Uma mudança recente da Aerolíneas Argentinas acendeu um alerta importante para quem viaja (ou vai viajar) dentro da Argentina: na tarifa mais básica de voos domésticos, a companhia deixou de incluir gratuitamente a mala de cabine tradicional (aquela que vai no compartimento superior).
Na prática, isso aproxima a política tarifária de companhias tradicionais ao modelo “mais enxuto” que já se consolidou em várias low cost: a passagem mais barata vem com menos itens incluídos, e serviços como bagagem passam a ser cobrados à parte.
O que mudou exatamente
Com a nova regra, quem compra a tarifa mais econômica nos voos nacionais da Aerolíneas Argentinas pode embarcar apenas com um item pessoal pequeno (como mochila, bolsa ou pasta) que caiba embaixo do assento à frente.
Já a mala de cabine padrão (que iria no bagageiro superior) passa a ser cobrada separadamente ou exige a compra de uma tarifa superior.
Por que isso vira “pegadinha” para muitos viajantes
Muita gente compra passagem no automático assumindo que “bagagem de mão sempre está incluída”. O problema aparece no embarque: ao descobrir a regra, o passageiro precisa pagar a taxa ali na hora (ou ajustar a reserva), elevando o custo final do trecho.
Esse tipo de mudança tende a afetar mais:
- quem está viajando com conexões domésticas dentro da Argentina
- quem compra trechos separados (emissões diferentes) para destinos turísticos
- quem leva mala de cabine padrão como “bagagem principal” para evitar despachar
Impacto direto em roteiros turísticos pela Argentina
O risco de custo extra aumenta em viagens que combinam Buenos Aires com destinos como Bariloche, Mendoza, Ushuaia, El Calafate e Salta, porque muitos desses deslocamentos são feitos em voos domésticos.
Se a viagem tiver vários trechos internos, uma cobrança de bagagem em cada perna pode mudar bastante o orçamento.

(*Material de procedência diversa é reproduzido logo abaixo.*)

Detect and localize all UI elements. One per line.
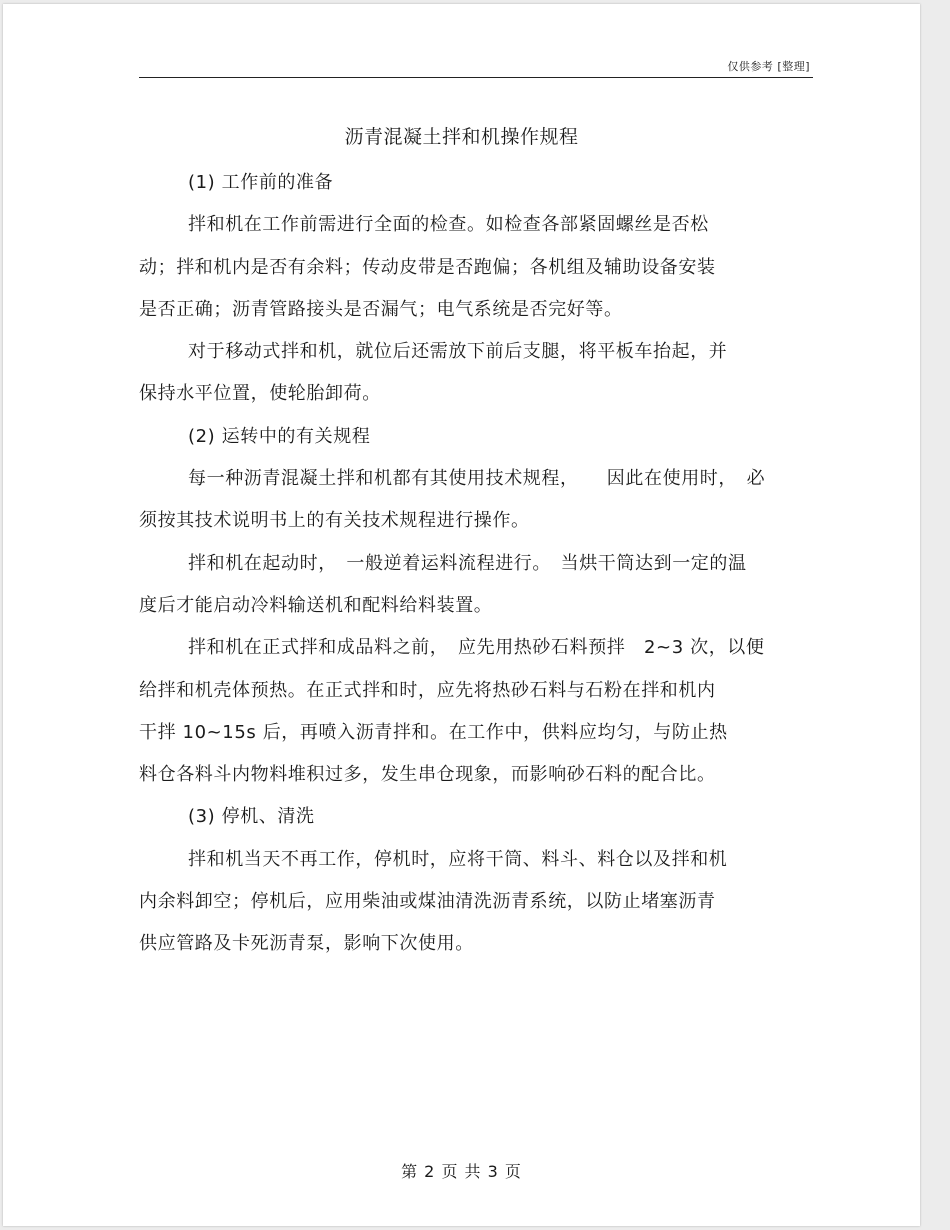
document-title: 沥青混凝土拌和机操作规程 [344,126,579,148]
body-line: 拌和机在工作前需进行全面的检查。如检查各部紧固螺丝是否松 [188,214,709,236]
body-line: 拌和机在起动时， 一般逆着运料流程进行。 当烘干筒达到一定的温 [188,552,747,574]
page-number: 第 2 页 共 3 页 [401,1162,522,1181]
body-line: 对于移动式拌和机，就位后还需放下前后支腿，将平板车抬起，并 [188,341,728,363]
document-page [3,4,920,1226]
header-divider [139,77,813,78]
body-line: (1) 工作前的准备 [188,172,334,193]
body-line: 给拌和机壳体预热。在正式拌和时，应先将热砂石料与石粉在拌和机内 [139,679,716,701]
header-note: 仅供参考 [整理] [727,60,810,73]
body-line: 拌和机当天不再工作，停机时，应将干筒、料斗、料仓以及拌和机 [188,848,728,870]
body-line: 是否正确；沥青管路接头是否漏气；电气系统是否完好等。 [139,298,623,320]
body-line: 干拌 10~15s 后，再喷入沥青拌和。在工作中，供料应均匀，与防止热 [139,721,728,743]
body-line: (3) 停机、清洗 [188,806,315,828]
body-line: 保持水平位置，使轮胎卸荷。 [139,383,381,405]
body-line: 供应管路及卡死沥青泵，影响下次使用。 [139,933,474,955]
body-line: 须按其技术说明书上的有关技术规程进行操作。 [139,510,530,532]
body-line: 拌和机在正式拌和成品料之前， 应先用热砂石料预拌 2~3 次，以便 [188,637,765,659]
body-line: (2) 运转中的有关规程 [188,425,371,447]
document-body [139,162,819,966]
body-line: 料仓各料斗内物料堆积过多，发生串仓现象，而影响砂石料的配合比。 [139,764,716,786]
body-line: 内余料卸空；停机后，应用柴油或煤油清洗沥青系统，以防止堵塞沥青 [139,891,716,913]
body-line: 度后才能启动冷料输送机和配料给料装置。 [139,594,493,616]
body-line: 每一种沥青混凝土拌和机都有其使用技术规程， 因此在使用时， 必 [188,468,766,490]
body-line: 动；拌和机内是否有余料；传动皮带是否跑偏；各机组及辅助设备安装 [139,256,716,278]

Como evitar surpresas na hora de viajar
Alguns cuidados simples reduzem muito o risco de cobrança inesperada:
- Verifique o que está incluído na tarifa antes de emitir
Procure especificamente por “item pessoal” e “mala de cabine/bagageiro”. - Considere o custo total, não só o preço inicial
Compare a tarifa básica + bagagem versus uma tarifa superior que já inclua o que você precisa. - Atenção redobrada em conexões e bilhetes separados
Em trechos emitidos separadamente, as regras podem variar por trecho e por tarifa. - Ajuste a mala ao permitido, se quiser economizar
Se a intenção for manter a tarifa mais barata, viaje apenas com o item pessoal dentro do tamanho permitido.
O que essa mudança sinaliza para o mercado
Essa decisão reforça uma tendência global: companhias tradicionais ampliando tarifas “básicas” com menos inclusões para oferecer preços de entrada mais baixos, e monetizando itens antes padronizados (como a mala de cabine).
Para o passageiro, a regra de ouro passa a ser sempre a mesma: ler o que está incluído antes de comprar.